Difficile quindi immaginare un souvenir più gustoso dell'olio siciliano. Ne offre un'accurata selezione l'Enoteca Picone (via Marconi 36), dove è possibile trovare 7mila etichette di vino e le bottiglie di alcuni fra i migliori produttori di olio dell'isola. Ampia scelta si trova anche da Prezzemolo & Vitale, una piccola catena di negozi specializzati in eccellenze regionali. Gli indirizzi giusti per portarsi a casa l'oro della Sicilia.

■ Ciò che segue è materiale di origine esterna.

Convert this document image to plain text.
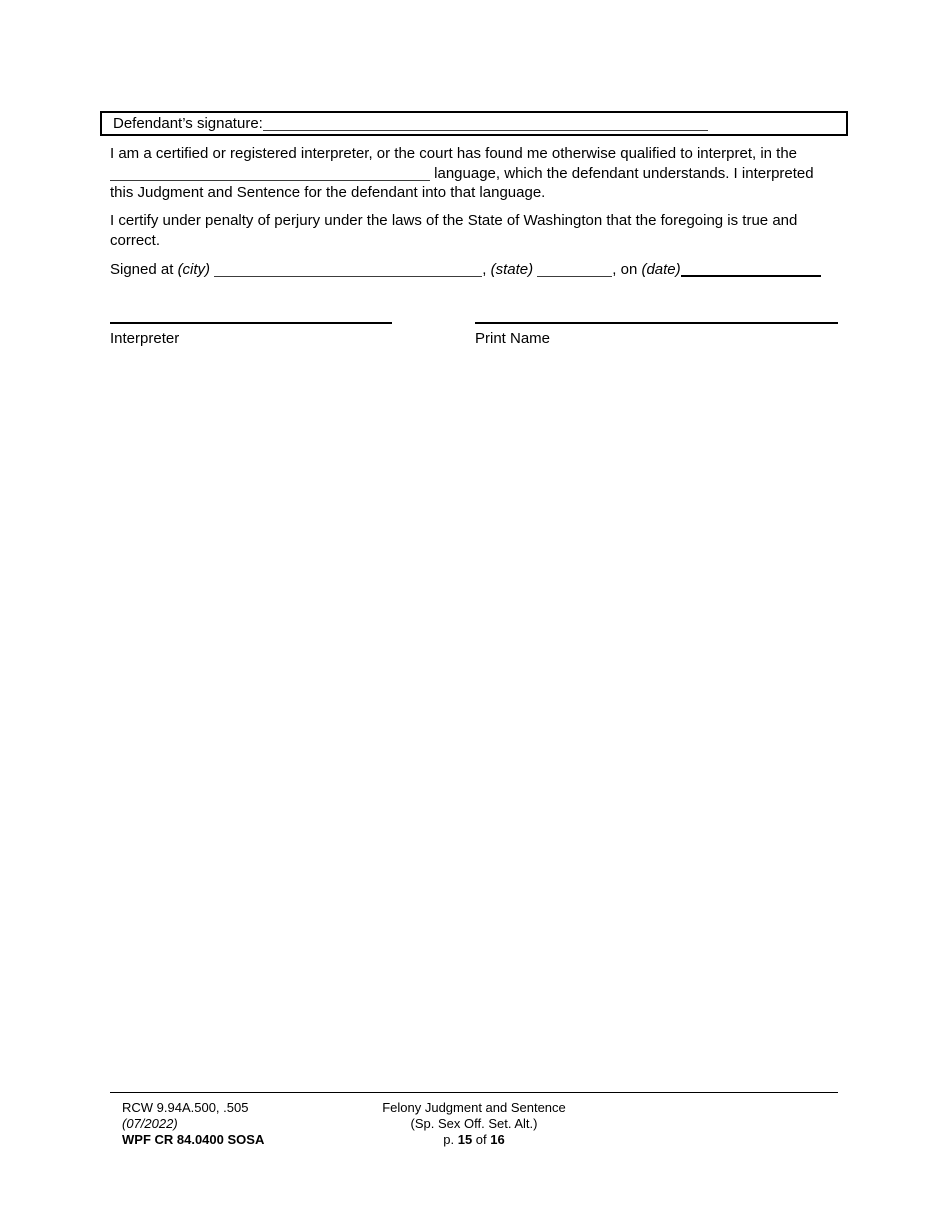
Defendant’s signature:

I am a certified or registered interpreter, or the court has found me otherwise qualified to interpret, in the  language, which the defendant understands. I interpreted this Judgment and Sentence for the defendant into that language.

I certify under penalty of perjury under the laws of the State of Washington that the foregoing is true and correct.

Signed at (city)	, (state)	, on (date)

Interpreter	Print Name
RCW 9.94A.500, .505
(07/2022)
WPF CR 84.0400 SOSA
Felony Judgment and Sentence
(Sp. Sex Off. Set. Alt.)
p. 15 of 16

Provenza (Francia): i mille colori dell'olio

Della sua inafferrabile magia, Vincent Van Gogh raccontava: "Io combatto duramente per catturare questo olivo. È d'argento, un attimo dopo è più azzurro, tutto insieme è verde, un pizzico di bronzo, contro il giallo, rosa, blu, porpora, arancio e ocra". Sono questi i colori della Provenza che hanno conquistato i grandi pittori impressionisti, qui dove l'aroma dell'ulivo si combina con quello della lavanda e dove l'olio sprigiona aromi di sottobosco.

Nel Sud della Francia il succo delle olive non è buono solo per la cucina, ma anche per la cosmesi. Il sapone di Marsiglia, eccellenza della tradizione locale, fatto di alloro e olio extravergine al 100%, è considerato il re dei saponi: pulisce la pelle a fondo, la lascia morbida e la protegge dalle irritazioni, è biodegradabile e si usa anche per stoviglie e panni.

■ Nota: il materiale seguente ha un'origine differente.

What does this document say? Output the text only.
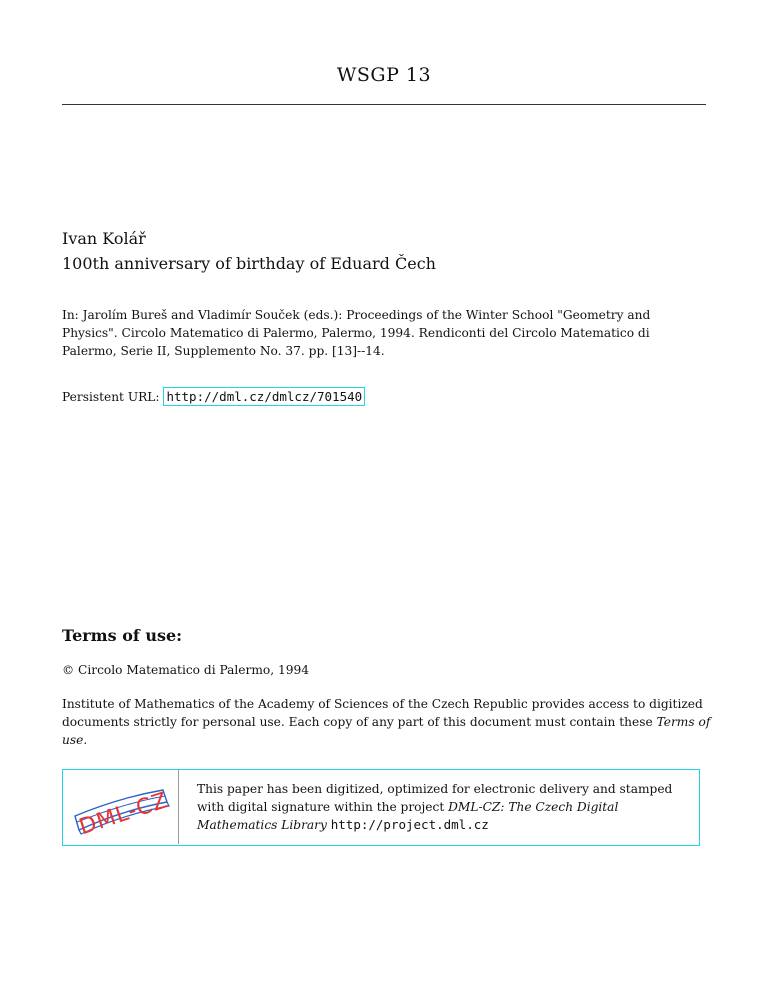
WSGP 13
Ivan Kolář
100th anniversary of birthday of Eduard Čech
In: Jarolím Bureš and Vladimír Souček (eds.): Proceedings of the Winter School "Geometry and Physics". Circolo Matematico di Palermo, Palermo, 1994. Rendiconti del Circolo Matematico di Palermo, Serie II, Supplemento No. 37. pp. [13]--14.
Persistent URL: http://dml.cz/dmlcz/701540
Terms of use:
© Circolo Matematico di Palermo, 1994
Institute of Mathematics of the Academy of Sciences of the Czech Republic provides access to digitized documents strictly for personal use. Each copy of any part of this document must contain these Terms of use.
DML-CZ This paper has been digitized, optimized for electronic delivery and stamped with digital signature within the project DML-CZ: The Czech Digital Mathematics Library http://project.dml.cz
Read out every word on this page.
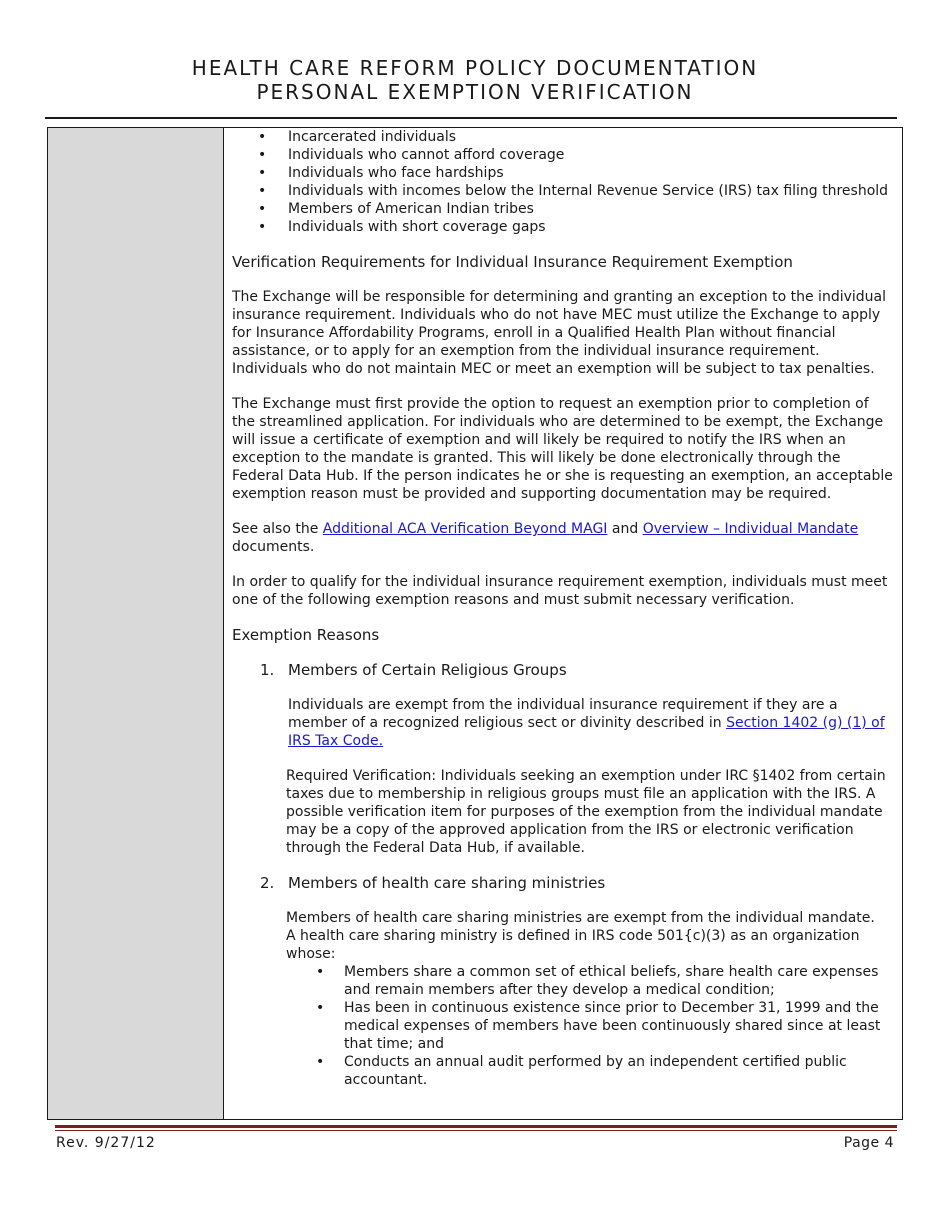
HEALTH CARE REFORM POLICY DOCUMENTATION
PERSONAL EXEMPTION VERIFICATION
• Incarcerated individuals
• Individuals who cannot afford coverage
• Individuals who face hardships
• Individuals with incomes below the Internal Revenue Service (IRS) tax filing threshold
• Members of American Indian tribes
• Individuals with short coverage gaps
Verification Requirements for Individual Insurance Requirement Exemption

The Exchange will be responsible for determining and granting an exception to the individual insurance requirement. Individuals who do not have MEC must utilize the Exchange to apply for Insurance Affordability Programs, enroll in a Qualified Health Plan without financial assistance, or to apply for an exemption from the individual insurance requirement. Individuals who do not maintain MEC or meet an exemption will be subject to tax penalties.

The Exchange must first provide the option to request an exemption prior to completion of the streamlined application. For individuals who are determined to be exempt, the Exchange will issue a certificate of exemption and will likely be required to notify the IRS when an exception to the mandate is granted. This will likely be done electronically through the Federal Data Hub. If the person indicates he or she is requesting an exemption, an acceptable exemption reason must be provided and supporting documentation may be required.

See also the Additional ACA Verification Beyond MAGI and Overview – Individual Mandate documents.

In order to qualify for the individual insurance requirement exemption, individuals must meet one of the following exemption reasons and must submit necessary verification.

Exemption Reasons
1. Members of Certain Religious Groups

Individuals are exempt from the individual insurance requirement if they are a member of a recognized religious sect or divinity described in Section 1402 (g) (1) of IRS Tax Code.

Required Verification: Individuals seeking an exemption under IRC §1402 from certain taxes due to membership in religious groups must file an application with the IRS. A possible verification item for purposes of the exemption from the individual mandate may be a copy of the approved application from the IRS or electronic verification through the Federal Data Hub, if available.

2. Members of health care sharing ministries

Members of health care sharing ministries are exempt from the individual mandate.
A health care sharing ministry is defined in IRS code 501{c)(3) as an organization whose:

• Members share a common set of ethical beliefs, share health care expenses and remain members after they develop a medical condition;
• Has been in continuous existence since prior to December 31, 1999 and the medical expenses of members have been continuously shared since at least that time; and
• Conducts an annual audit performed by an independent certified public accountant.
Rev. 9/27/12	Page 4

In cucina invece l'olio è il condimento prediletto (ad esempio nell'insalata alla provenzale, fatta con ortaggi, tonno e uovo) e il protagonista di due piatti della tradizione locale: la sauce tartare (una maionese fatta con olio extravergine d’oliva, cetrioli tritati, capperi, cipolla e, a volte, rafano), ideale per accompagnare la carne cruda, e i tomates à la provençale (pomodori ripieni e aromatizzati grazie all’olio e alle erbe della Provenza).

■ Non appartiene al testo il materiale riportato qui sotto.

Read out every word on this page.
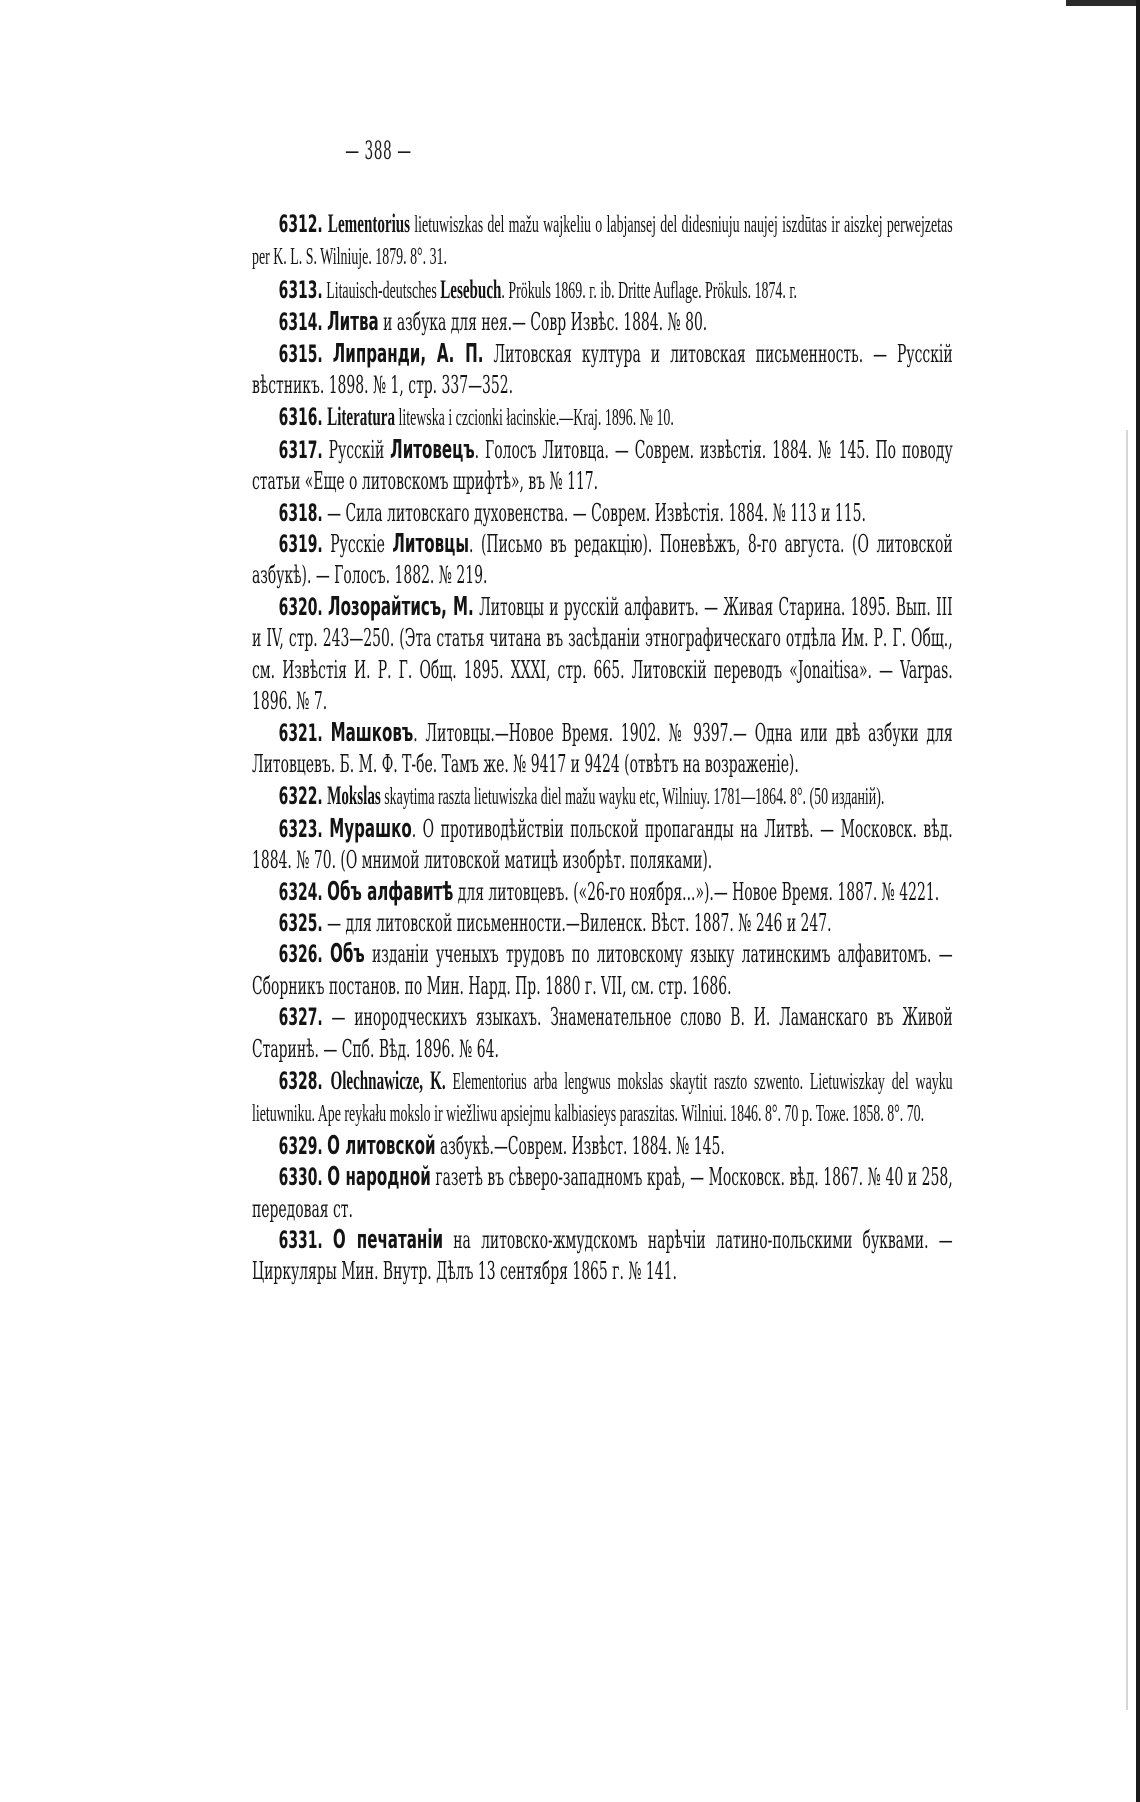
— 388 —

6312. Lementorius lietuwiszkas del mažu wajkeliu o labjansej del didesniuju naujej iszdūtas ir aiszkej perwejzetas per K. L. S. Wilniuje. 1879. 8°. 31.

6313. Litauisch-deutsches Lesebuch. Prökuls 1869. г. ib. Dritte Auflage. Prökuls. 1874. г.

6314. Литва и азбука для нея.— Совр Извѣс. 1884. № 80.

6315. Липранди, А. П. Литовская култура и литовская письменность. — Русскій вѣстникъ. 1898. № 1, стр. 337—352.

6316. Literatura litewska i czcionki łacinskie.—Kraj. 1896. № 10.

6317. Русскій Литовецъ. Голосъ Литовца. — Соврем. извѣстія. 1884. № 145. По поводу статьи «Еще о литовскомъ шрифтѣ», въ № 117.

6318. — Сила литовскаго духовенства. — Соврем. Извѣстія. 1884. № 113 и 115.

6319. Русскіе Литовцы. (Письмо въ редакцію). Поневѣжъ, 8-го августа. (О литовской азбукѣ). — Голосъ. 1882. № 219.

6320. Лозорайтисъ, М. Литовцы и русскій алфавитъ. — Живая Старина. 1895. Вып. III и IV, стр. 243—250. (Эта статья читана въ засѣданіи этнографическаго отдѣла Им. Р. Г. Общ., см. Извѣстія И. Р. Г. Общ. 1895. XXXI, стр. 665. Литовскій переводъ «Jonaitisa». — Varpas. 1896. № 7.

6321. Машковъ. Литовцы.—Новое Время. 1902. № 9397.— Одна или двѣ азбуки для Литовцевъ. Б. М. Ф. Т-бе. Тамъ же. № 9417 и 9424 (отвѣтъ на возраженіе).

6322. Mokslas skaytima raszta lietuwiszka diel mažu wayku etc, Wilniuy. 1781—1864. 8°. (50 изданій).

6323. Мурашко. О противодѣйствіи польской пропаганды на Литвѣ. — Московск. вѣд. 1884. № 70. (О мнимой литовской матицѣ изобрѣт. поляками).

6324. Объ алфавитѣ для литовцевъ. («26-го ноября...»).— Новое Время. 1887. № 4221.

6325. — для литовской письменности.—Виленск. Вѣст. 1887. № 246 и 247.

6326. Объ изданіи ученыхъ трудовъ по литовскому языку латинскимъ алфавитомъ. — Сборникъ постанов. по Мин. Нард. Пр. 1880 г. VII, см. стр. 1686.

6327. — инородческихъ языкахъ. Знаменательное слово В. И. Ламанскаго въ Живой Старинѣ. — Спб. Вѣд. 1896. № 64.

6328. Olechnawicze, K. Elementorius arba lengwus mokslas skaytit raszto szwento. Lietuwiszkay del wayku lietuwniku. Ape reykału mokslo ir wiežliwu apsiejmu kalbiasieys paraszitas. Wilniui. 1846. 8°. 70 р. Тоже. 1858. 8°. 70.

6329. О литовской азбукѣ.—Соврем. Извѣст. 1884. № 145.

6330. О народной газетѣ въ сѣверо-западномъ краѣ, — Московск. вѣд. 1867. № 40 и 258, передовая ст.

6331. О печатаніи на литовско-жмудскомъ нарѣчіи латино-польскими буквами. — Циркуляры Мин. Внутр. Дѣлъ 13 сентября 1865 г. № 141.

Un’affascinante escursione per immergersi nella cultura dell'olio provenzale è Arles, deliziosa città romana resa celebre dai dipinti dello stesso Van Gogh. Il sabato mattina nel centro città si svolge il mercato più bello della Provenza (in Place de la Republique), dove acquistare sapone e olio biologico. Un'alternativa può essere l'azienda agricola Grand Mas du Roy (vieille route de St Gilles). Per portare a casa i profumi e i sapori autentici della crociera.